Dear Sir,

We read with interest the article titled “Unilateral Clearance for Primary Hyperparathyroidism in Selected Patients with Multiple Endocrine Neoplasia Type 1” by Kluijfhout et al. [1]. The article deals with interesting concept of existence of spectrum of aggressiveness of hyperparathyroidism (HPT) in MEN1 patient and bats for less aggressive parathyroidectomy in select group of patients with MEN1-related HPT as against the current recommended guidelines of subtotal parathyroidectomy (STP) or total parathyroidectomy (TPT) with autotransplantation in all patients [2]. Even though genotype–phenotype correlation is not well described in patients with MEN1 syndrome, it is reported that patients with nonsense or frame-shift mutations in exons 2, 9 and 10 in MEN1 gene are less likely to have persistent or recurrent disease [3]. The concept of utilizing genetic information in deciding surgical approach for HPT in MEN1 is very interesting and thought-provoking. We congratulate the authors for their work and have few queries and comments to make [1].

  1. 1.

    Did all patients undergoing selective clearance have a preoperative diagnosis of MEN1?

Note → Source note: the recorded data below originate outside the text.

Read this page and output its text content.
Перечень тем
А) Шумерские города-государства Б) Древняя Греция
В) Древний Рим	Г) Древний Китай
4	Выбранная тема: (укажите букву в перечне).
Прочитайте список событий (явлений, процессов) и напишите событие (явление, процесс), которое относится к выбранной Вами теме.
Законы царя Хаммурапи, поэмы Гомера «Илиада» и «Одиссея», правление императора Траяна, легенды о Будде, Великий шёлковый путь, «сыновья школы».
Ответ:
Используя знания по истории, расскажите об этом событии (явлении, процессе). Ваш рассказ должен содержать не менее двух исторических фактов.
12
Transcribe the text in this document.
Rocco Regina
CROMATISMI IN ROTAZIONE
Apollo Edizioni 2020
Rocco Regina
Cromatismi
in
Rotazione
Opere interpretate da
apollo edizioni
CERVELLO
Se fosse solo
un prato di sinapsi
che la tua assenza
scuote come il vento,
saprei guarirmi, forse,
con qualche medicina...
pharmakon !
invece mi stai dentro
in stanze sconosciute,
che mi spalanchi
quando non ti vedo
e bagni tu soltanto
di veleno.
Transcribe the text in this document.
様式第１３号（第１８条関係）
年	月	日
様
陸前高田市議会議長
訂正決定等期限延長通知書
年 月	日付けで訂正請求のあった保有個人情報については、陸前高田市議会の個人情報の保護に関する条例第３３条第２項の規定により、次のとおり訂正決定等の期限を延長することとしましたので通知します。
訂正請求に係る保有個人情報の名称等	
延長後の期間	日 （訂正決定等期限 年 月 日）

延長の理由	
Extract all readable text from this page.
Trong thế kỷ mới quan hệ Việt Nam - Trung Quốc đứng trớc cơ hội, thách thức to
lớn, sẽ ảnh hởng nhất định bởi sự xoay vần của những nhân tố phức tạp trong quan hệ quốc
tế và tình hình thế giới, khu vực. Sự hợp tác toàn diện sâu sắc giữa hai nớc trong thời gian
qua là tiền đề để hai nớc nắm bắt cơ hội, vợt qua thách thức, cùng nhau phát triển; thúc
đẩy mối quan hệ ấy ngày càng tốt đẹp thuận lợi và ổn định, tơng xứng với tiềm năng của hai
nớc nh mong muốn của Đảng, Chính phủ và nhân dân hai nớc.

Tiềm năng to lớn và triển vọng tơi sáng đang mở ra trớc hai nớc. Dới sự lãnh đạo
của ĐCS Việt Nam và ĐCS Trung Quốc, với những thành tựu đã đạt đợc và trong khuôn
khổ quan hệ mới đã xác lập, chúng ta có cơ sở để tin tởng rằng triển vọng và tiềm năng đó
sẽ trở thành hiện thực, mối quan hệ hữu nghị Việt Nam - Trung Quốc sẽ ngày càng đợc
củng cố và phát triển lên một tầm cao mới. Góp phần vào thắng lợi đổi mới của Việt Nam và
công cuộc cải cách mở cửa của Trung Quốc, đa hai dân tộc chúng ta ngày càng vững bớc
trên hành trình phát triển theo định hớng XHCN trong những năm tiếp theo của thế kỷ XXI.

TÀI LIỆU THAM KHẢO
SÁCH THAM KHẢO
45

    Patients undergoing STP were younger (37 vs. 52 years) than those undergoing unilateral clearance. How many of these were symptomatic for HPT? Is it possible that difference in age of presentation is a manifestation of genetic heterogeneity?

  2. 2.

    How many patients undergoing selective clearance had more than two parathyroid or supernumerary glands removed?

  3. 3.

    The fact that the only recurrence in selective clearance was noted 8 years after surgery as compared to five recurrences in STP group which occurred at 2, 8, 8, 12 and 15 years after surgery is also interesting and perhaps a reflection of low virulence of HPT in selective clearance group.